Qemu arguments and the init process
You will use the previous qemu command and extend it with the respective -initrd <file>
and -append "<arg1> <arg2> ..."
arguments.
[success] Questions
- What needs to be passed to the kernel within append in order to tell it what binary to execute?
- What is the default executable path of the kernel in case nothing is passed to change it?

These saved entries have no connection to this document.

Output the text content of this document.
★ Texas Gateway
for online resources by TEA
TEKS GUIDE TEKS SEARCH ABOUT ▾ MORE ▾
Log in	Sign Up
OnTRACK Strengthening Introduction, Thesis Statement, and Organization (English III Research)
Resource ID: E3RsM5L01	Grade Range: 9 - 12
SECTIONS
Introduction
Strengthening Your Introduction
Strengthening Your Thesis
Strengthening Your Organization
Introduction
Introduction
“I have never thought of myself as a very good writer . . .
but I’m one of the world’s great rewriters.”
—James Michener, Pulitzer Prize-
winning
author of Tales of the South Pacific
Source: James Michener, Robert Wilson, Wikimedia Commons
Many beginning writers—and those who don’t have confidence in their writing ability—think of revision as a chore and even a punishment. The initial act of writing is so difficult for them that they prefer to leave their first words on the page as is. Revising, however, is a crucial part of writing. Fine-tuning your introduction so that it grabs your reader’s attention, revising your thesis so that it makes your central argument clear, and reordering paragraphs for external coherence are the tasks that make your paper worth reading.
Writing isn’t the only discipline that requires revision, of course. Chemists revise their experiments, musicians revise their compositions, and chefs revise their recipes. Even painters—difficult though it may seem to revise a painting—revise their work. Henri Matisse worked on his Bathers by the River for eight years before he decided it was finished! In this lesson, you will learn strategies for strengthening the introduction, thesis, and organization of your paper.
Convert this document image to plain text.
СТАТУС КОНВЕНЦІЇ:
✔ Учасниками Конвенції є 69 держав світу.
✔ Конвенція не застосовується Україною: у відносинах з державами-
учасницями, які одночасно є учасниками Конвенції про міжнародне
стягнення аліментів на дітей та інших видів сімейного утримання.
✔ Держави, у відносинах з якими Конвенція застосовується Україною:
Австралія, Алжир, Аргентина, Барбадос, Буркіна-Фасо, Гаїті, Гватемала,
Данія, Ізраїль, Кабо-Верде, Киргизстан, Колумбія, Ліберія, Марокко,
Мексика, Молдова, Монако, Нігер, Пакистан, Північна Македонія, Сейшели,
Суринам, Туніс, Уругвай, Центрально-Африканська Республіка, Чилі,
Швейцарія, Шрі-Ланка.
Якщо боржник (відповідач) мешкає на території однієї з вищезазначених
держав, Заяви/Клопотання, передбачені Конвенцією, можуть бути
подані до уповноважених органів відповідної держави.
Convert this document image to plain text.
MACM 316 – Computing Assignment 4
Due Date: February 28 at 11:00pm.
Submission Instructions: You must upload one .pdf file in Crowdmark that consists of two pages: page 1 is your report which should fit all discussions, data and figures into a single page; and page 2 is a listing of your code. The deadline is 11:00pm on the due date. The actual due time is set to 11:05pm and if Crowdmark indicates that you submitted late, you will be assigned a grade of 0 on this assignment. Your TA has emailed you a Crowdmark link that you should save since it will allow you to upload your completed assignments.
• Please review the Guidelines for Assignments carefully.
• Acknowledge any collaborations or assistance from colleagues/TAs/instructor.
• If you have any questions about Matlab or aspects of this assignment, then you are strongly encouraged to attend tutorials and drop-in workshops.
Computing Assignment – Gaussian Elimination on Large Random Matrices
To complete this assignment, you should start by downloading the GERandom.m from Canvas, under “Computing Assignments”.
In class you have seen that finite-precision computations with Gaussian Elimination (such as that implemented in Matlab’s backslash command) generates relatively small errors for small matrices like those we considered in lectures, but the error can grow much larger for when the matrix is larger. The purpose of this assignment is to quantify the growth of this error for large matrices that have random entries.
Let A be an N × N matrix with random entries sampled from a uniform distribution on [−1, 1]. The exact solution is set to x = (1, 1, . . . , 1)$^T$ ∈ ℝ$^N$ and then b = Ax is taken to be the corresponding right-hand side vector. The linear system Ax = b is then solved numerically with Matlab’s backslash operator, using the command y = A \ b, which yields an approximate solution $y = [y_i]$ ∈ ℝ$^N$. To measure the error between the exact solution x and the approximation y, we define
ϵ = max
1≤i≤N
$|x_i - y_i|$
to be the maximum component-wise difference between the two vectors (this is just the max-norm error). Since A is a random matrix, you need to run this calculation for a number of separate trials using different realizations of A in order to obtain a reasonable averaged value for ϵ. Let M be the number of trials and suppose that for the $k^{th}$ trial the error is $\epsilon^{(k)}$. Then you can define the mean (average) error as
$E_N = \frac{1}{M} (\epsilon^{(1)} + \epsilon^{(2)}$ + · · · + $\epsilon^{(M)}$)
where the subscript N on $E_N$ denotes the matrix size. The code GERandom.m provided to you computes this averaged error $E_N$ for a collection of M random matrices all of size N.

- What is the complete qemu command line to run your sysinfo application as the init process?
Busybox
To prepare a more versatile userland you can leverage the busybox utility. Use the following stable release of busybox for this assignment:
Busybox Configuration
Change your shell to the the directory with the unpacked busybox sources. Then:
- Run
make allnoconfig
to deselect all options - Run
make menuconfig
to open an ncurses menu. This menu lets you configure all the applets that will be available from the single multi-call binary produced in the compilation step.
[success] Questions
- How do multi-call binaries work?
- What applets are needed to allow us to interact with the system?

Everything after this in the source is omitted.